So far we know that at local user accounts are managed through local files (/etc/passwd) on each machine. However, it is difficult to coordinate local user accounts on many systems.
In this blog, I will look at how to setup a machine as a client, to use a network user accounts that are provided by an existing LDAP (Lightweight Directory Access Protocol) directory service. This allows the LDAP directory to be our central authority for all network users and groups in your organization.
User account information determines the characteristics and configuration of the account Authentication methods are used to determine if someone trying to login should get access to the account. Network directory services can provide both user account information and authentication methods.
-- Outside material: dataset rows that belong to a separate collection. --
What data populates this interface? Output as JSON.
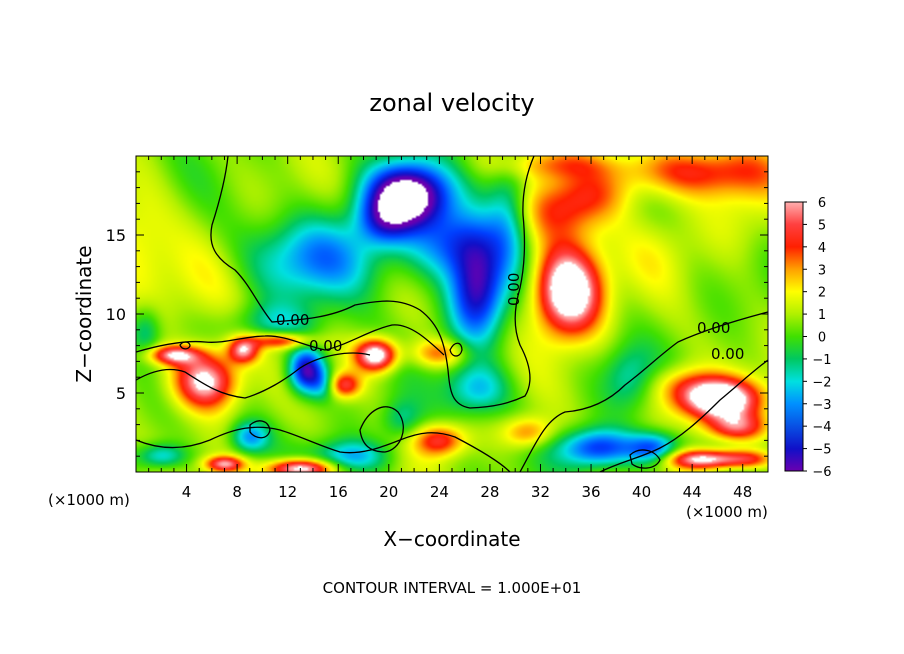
{
  "chart_data": {
    "type": "heatmap",
    "title": "zonal velocity",
    "xlabel": "X−coordinate",
    "ylabel": "Z−coordinate",
    "x_unit_note": "(×1000 m)",
    "x_unit_note_right": "(×1000 m)",
    "xlim": [
      0,
      50
    ],
    "ylim": [
      0,
      20
    ],
    "x_ticks": [
      "4",
      "8",
      "12",
      "16",
      "20",
      "24",
      "28",
      "32",
      "36",
      "40",
      "44",
      "48"
    ],
    "y_ticks": [
      "5",
      "10",
      "15"
    ],
    "colorbar": {
      "ticks": [
        "6",
        "5",
        "4",
        "3",
        "2",
        "1",
        "0",
        "−1",
        "−2",
        "−3",
        "−4",
        "−5",
        "−6"
      ],
      "range": [
        -6,
        6
      ]
    },
    "contour_labels": [
      "0.00",
      "0.00",
      "0.00",
      "0.00",
      "0.00"
    ],
    "contour_interval_text": "CONTOUR INTERVAL = 1.000E+01",
    "field_features": [
      {
        "kind": "max",
        "x": 34,
        "z": 11.5,
        "value": 6.5
      },
      {
        "kind": "max",
        "x": 46,
        "z": 4.5,
        "value": 6.5
      },
      {
        "kind": "max",
        "x": 19,
        "z": 7.3,
        "value": 6.5
      },
      {
        "kind": "max",
        "x": 5.5,
        "z": 5.8,
        "value": 5.5
      },
      {
        "kind": "max",
        "x": 8.5,
        "z": 7.7,
        "value": 5.5
      },
      {
        "kind": "min",
        "x": 21.5,
        "z": 17.7,
        "value": -7.5
      },
      {
        "kind": "min",
        "x": 27,
        "z": 11.5,
        "value": -5.5
      },
      {
        "kind": "min",
        "x": 13.5,
        "z": 6.5,
        "value": -5.5
      },
      {
        "kind": "min",
        "x": 36.5,
        "z": 1.5,
        "value": -5.0
      }
    ]
  }
}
LDAP directory services can be used as a distributed, centralized, network user management service. Directory entries are arranged in a tree structure that can be searched. The base DN (Distinguished name) is the base of the tree that will be searched for directory entries for users and groups.
Key Elements for LDAP configuration
Server’s fully qualified hostname
Base DN to search for user definitions
The certificate authority (“CA”) certificate used to sign the LDAP server’s SSL certificate.
You should ensure that the directory-client yum (for Redhat and Fedora) package group is installed, which includes the packages sssd, authoconfig-gtk, and oddjob-mkhomedir befor you begin.
System —> Administration —> or system-config-authentication can be used to modify the configuration of Identity and Authentication.
System-config-authentication will automatically turn on the sssd service which will look up and cache LDAP user information and authentication credentials for the client. If the LDAP server is unavailable but sssd is working, the system may be able to authenticate and get information about network users from the sssd cache.
Use getent passwd username to verify the account information being used. This works whether the user is a local user defined in etc/passwd or a network user from an LDAP service. The command will always show the definition that is actually being used by the system if there is any duplication between local users and network users. By default, the local user definition overrides the network user definition.